Belki de aşk, nefretle sevgi arasındaki o ince çizgidir.. Biz o çizgi de bir sağa bir sola yalpalanıyoruz. Bazen öyle kavgalar ediyoruz ki iki düşmanın birbirine söylemeyeceği sözleri söylüyoruz birbirimize. Bazen öyle seviyoruz ki aşkın hakkını verdik diyoruz gözlerimizle. Birbirimize itiraf edemeden yaşadığımız bir belirsizliğin içinde sürükleniyoruz gizlice. Düşünsenize; sana güvenmiyorum diyen bir adam ne kadar sevebilir ki? Ne kadar koyabilir seni gelecek düşlerinin içine? O bana güvensizliğiyle ben gerçekten seviyor mu sorularım, ne zaman gider bekleyişimle savrulup gidiyoruz bir bilinmezlikten diğerine.

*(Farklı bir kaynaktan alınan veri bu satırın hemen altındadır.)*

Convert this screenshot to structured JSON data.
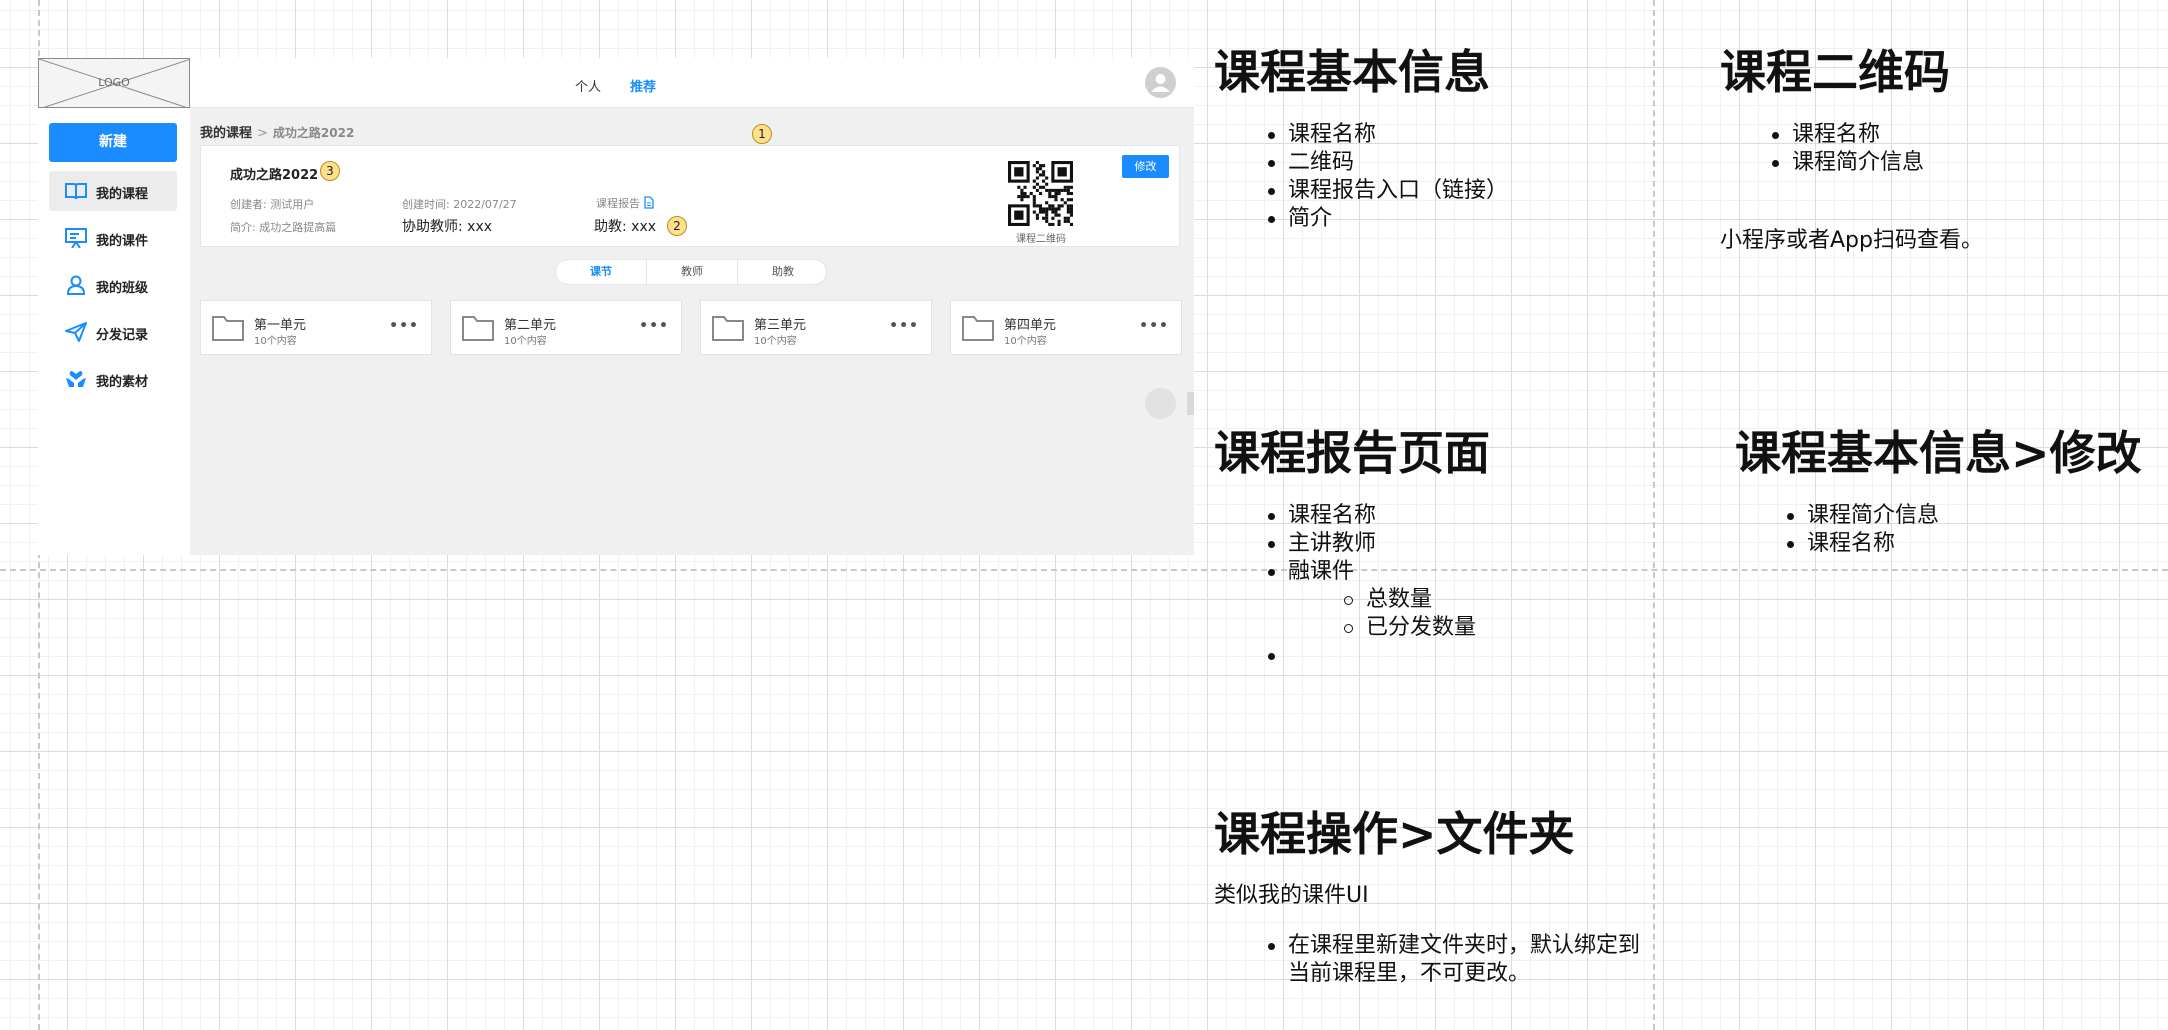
{
  "app": {
    "logo_text": "LOGO",
    "nav": [
      "个人",
      "推荐"
    ],
    "active_nav": "推荐",
    "sidebar": {
      "new_button": "新建",
      "items": [
        {
          "label": "我的课程",
          "icon": "book-icon",
          "active": true
        },
        {
          "label": "我的课件",
          "icon": "presentation-icon",
          "active": false
        },
        {
          "label": "我的班级",
          "icon": "person-icon",
          "active": false
        },
        {
          "label": "分发记录",
          "icon": "send-icon",
          "active": false
        },
        {
          "label": "我的素材",
          "icon": "hands-icon",
          "active": false
        }
      ]
    },
    "breadcrumb": {
      "root": "我的课程",
      "separator": ">",
      "current": "成功之路2022"
    },
    "course": {
      "title": "成功之路2022",
      "creator_label": "创建者:",
      "creator": "测试用户",
      "created_label": "创建时间:",
      "created": "2022/07/27",
      "report_label": "课程报告",
      "intro_label": "简介:",
      "intro": "成功之路提高篇",
      "assist_teacher_label": "协助教师:",
      "assist_teacher": "xxx",
      "assistant_label": "助教:",
      "assistant": "xxx",
      "edit_button": "修改",
      "qr_caption": "课程二维码"
    },
    "tabs": [
      "课节",
      "教师",
      "助教"
    ],
    "active_tab": "课节",
    "folders": [
      {
        "name": "第一单元",
        "count": "10个内容"
      },
      {
        "name": "第二单元",
        "count": "10个内容"
      },
      {
        "name": "第三单元",
        "count": "10个内容"
      },
      {
        "name": "第四单元",
        "count": "10个内容"
      }
    ],
    "badges": [
      "1",
      "2",
      "3"
    ],
    "colors": {
      "accent": "#1a8cff",
      "badge": "#ffe08a"
    }
  },
  "annotations": {
    "basic_info": {
      "title": "课程基本信息",
      "items": [
        "课程名称",
        "二维码",
        "课程报告入口（链接）",
        "简介"
      ]
    },
    "qr_code": {
      "title": "课程二维码",
      "items": [
        "课程名称",
        "课程简介信息"
      ],
      "note": "小程序或者App扫码查看。"
    },
    "report_page": {
      "title": "课程报告页面",
      "items": [
        "课程名称",
        "主讲教师",
        "融课件"
      ],
      "subitems": [
        "总数量",
        "已分发数量"
      ],
      "trailing": ""
    },
    "edit_info": {
      "title": "课程基本信息>修改",
      "items": [
        "课程简介信息",
        "课程名称"
      ]
    },
    "folder_ops": {
      "title": "课程操作>文件夹",
      "note": "类似我的课件UI",
      "items": [
        "在课程里新建文件夹时，默认绑定到",
        "当前课程里，不可更改。"
      ]
    }
  }
}
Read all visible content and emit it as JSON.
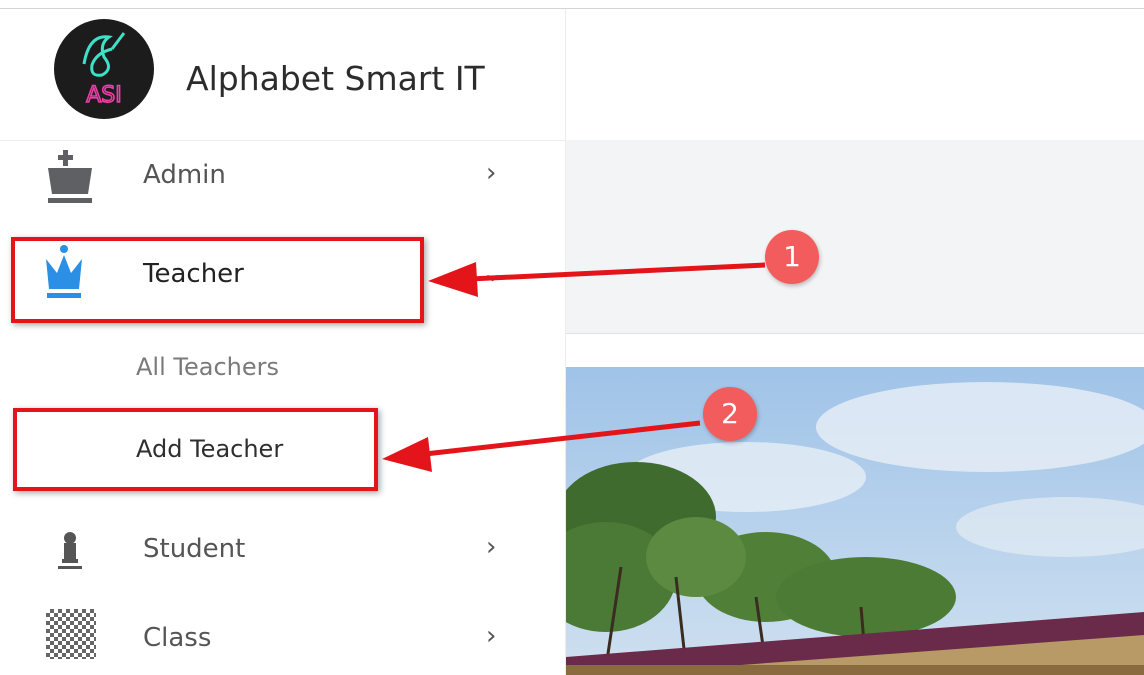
{
  "brand": {
    "name": "Alphabet Smart IT",
    "logo_text": "ASI"
  },
  "menu": {
    "admin": {
      "label": "Admin",
      "icon": "chess-king-icon"
    },
    "teacher": {
      "label": "Teacher",
      "icon": "crown-icon"
    },
    "student": {
      "label": "Student",
      "icon": "chess-pawn-icon"
    },
    "class": {
      "label": "Class",
      "icon": "checkerboard-icon"
    }
  },
  "submenu": {
    "all_teachers": "All Teachers",
    "add_teacher": "Add Teacher"
  },
  "annotations": {
    "step1": "1",
    "step2": "2"
  },
  "colors": {
    "accent_blue": "#2b8fe6",
    "highlight_red": "#e3151a",
    "badge_red": "#f25c5c"
  }
}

Bir Papatya Falının Son Yaprağı
Kandırmışlar bizi çocuk iyiliği getirecek diye beklediğimiz gelecek hep daha kötü oldu. Ya bundan sonra daha da kötü olursa.. Hani nerde güzellikler? Hani nerde geçecek derken hayalini kurduğumuz günler? Bu muydu beklenen? Kandırdılar bizi çocuk. Güzel günler görecektik biz, güneşli günler.. Hani nerede? Yine batmış güneşler. Batmış balçıkla kaplı dağların ardına, yolumuza taş koyan, gelirken geleceğin ellerini çamurlayan dağların ardına. İnanma artık çocuk bekleme yarınları. Bekleme güzel günleri. Bekleyiş hep en kötüsünü getirmedi mi? Yaşa artık bu günü. Bu günü beklediğin yarınlar gibi yaşa. Ve yaşat. Ve hisset. Ve hissettir. İçindeki fırtınalı karanlık sokaklarda beton parçalarının içinden çıkan papatyayı hisset. Ve hissettir renklerini. Beyazındaki saflığı göster onlara sarısına kaçmış deliliği, uçukluğu tattır. Mutluluğu yaşa artık ve yaşat bir papatya falının son yaprağının seviyo olması gibi.